Though their label began as a mix of Americana-inspired workwear and traditional English tailoring, David Neville and Marcus Wainwright have adopted a more-the-merrier approach to influences since. Their recent menswear collections have drawn from various and disparate traditions, sporting to Scottish, military to millennial. This season, they pushed further still. One the one hand, Wainwright explained at their new showroom this week, they were drawn to surfing. ("It's a culture that's very attractive," he explained, while admitting that neither he nor partner David Neville is much of a surfer.) On the other hand, they referenced cholo culture, which grew out of the Latino gang scene of Los Angeles and the southwest.

It was the cholos who gave Rag & Bone the giant, diagonally pleated cropped pants that made a curious new addition to their range. The real-life cholos bought their Dickies several sizes too big and folded or belted them into the shape; the label's are sewn in place, for the volume without the uncertainty. Wainwright and Neville aren't the first designers to borrow the style, though you imagine they likely are the first to reimagine the Hawaiian shirt (a surfer staple) in a low-riders, barbed wire, and apartment complexes print. How you feel about that will depend on how open you are to a luxury label lifting street culture emblems for fun and for profit. Likewise the thick-soled slip-ons. "It's that Boyz N the Hood look," Wainwright explained. "A cross between Stubbs & Wootton and cholos."

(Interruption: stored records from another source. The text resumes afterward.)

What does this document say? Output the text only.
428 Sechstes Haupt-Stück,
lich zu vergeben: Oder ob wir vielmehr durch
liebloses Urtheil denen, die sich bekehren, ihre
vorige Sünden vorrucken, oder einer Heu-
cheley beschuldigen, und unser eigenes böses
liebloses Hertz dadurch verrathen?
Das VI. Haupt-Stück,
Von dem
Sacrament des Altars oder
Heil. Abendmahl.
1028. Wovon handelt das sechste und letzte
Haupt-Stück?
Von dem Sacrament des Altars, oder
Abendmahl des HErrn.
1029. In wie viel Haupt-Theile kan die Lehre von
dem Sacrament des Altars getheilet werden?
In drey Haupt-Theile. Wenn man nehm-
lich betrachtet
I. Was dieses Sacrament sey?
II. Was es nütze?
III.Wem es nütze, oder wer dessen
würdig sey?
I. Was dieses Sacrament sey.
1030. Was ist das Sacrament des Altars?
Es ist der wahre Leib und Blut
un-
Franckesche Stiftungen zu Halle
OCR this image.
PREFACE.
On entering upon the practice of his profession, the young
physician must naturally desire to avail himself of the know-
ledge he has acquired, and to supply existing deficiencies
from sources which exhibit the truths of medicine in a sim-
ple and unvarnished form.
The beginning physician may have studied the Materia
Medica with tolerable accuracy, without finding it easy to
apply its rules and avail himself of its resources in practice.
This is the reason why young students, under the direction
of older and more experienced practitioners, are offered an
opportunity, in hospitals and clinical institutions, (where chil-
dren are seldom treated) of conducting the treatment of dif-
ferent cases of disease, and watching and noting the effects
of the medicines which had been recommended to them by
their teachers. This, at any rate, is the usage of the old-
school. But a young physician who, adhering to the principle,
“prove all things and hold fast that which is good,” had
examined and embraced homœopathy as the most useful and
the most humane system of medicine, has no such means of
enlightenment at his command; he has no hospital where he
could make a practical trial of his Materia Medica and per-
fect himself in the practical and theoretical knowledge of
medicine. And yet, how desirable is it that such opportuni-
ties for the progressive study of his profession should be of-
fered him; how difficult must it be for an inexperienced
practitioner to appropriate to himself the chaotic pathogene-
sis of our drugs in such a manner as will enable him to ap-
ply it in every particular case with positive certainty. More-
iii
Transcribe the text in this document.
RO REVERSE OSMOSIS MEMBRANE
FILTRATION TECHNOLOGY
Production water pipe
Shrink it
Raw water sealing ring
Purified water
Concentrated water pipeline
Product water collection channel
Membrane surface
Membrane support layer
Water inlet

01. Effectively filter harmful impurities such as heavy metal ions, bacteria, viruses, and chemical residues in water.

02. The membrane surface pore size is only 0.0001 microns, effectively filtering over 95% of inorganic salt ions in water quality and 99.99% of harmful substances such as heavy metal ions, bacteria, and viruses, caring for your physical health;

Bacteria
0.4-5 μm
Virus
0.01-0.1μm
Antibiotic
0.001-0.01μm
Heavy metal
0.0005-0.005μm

Scattered throughout, whether in surfing looks (with surfboard stripes, lifeguard yellow wax cloth shorts) or cholo styles (with shirts closed at the top and open below), were the kind of tailored pieces that continue to define the brand, whatever the flavor of the season might be. Wainwright spoke of an "element of England," grounding the more out-there looks. And that's just what they'll do. Everyone (or maybe everyone but a cholo) will warm to a hand-tailored morning coat made at Martin Greenfield's Brooklyn factory. Or the dandy-friendly jacquard suiting, a first for the brand. It came in both blazer and, intriguingly, windbreaker form. "You can imagine Jagger wearing it," Neville piped in. Sartorially speaking, a boy from a slightly nearer hood.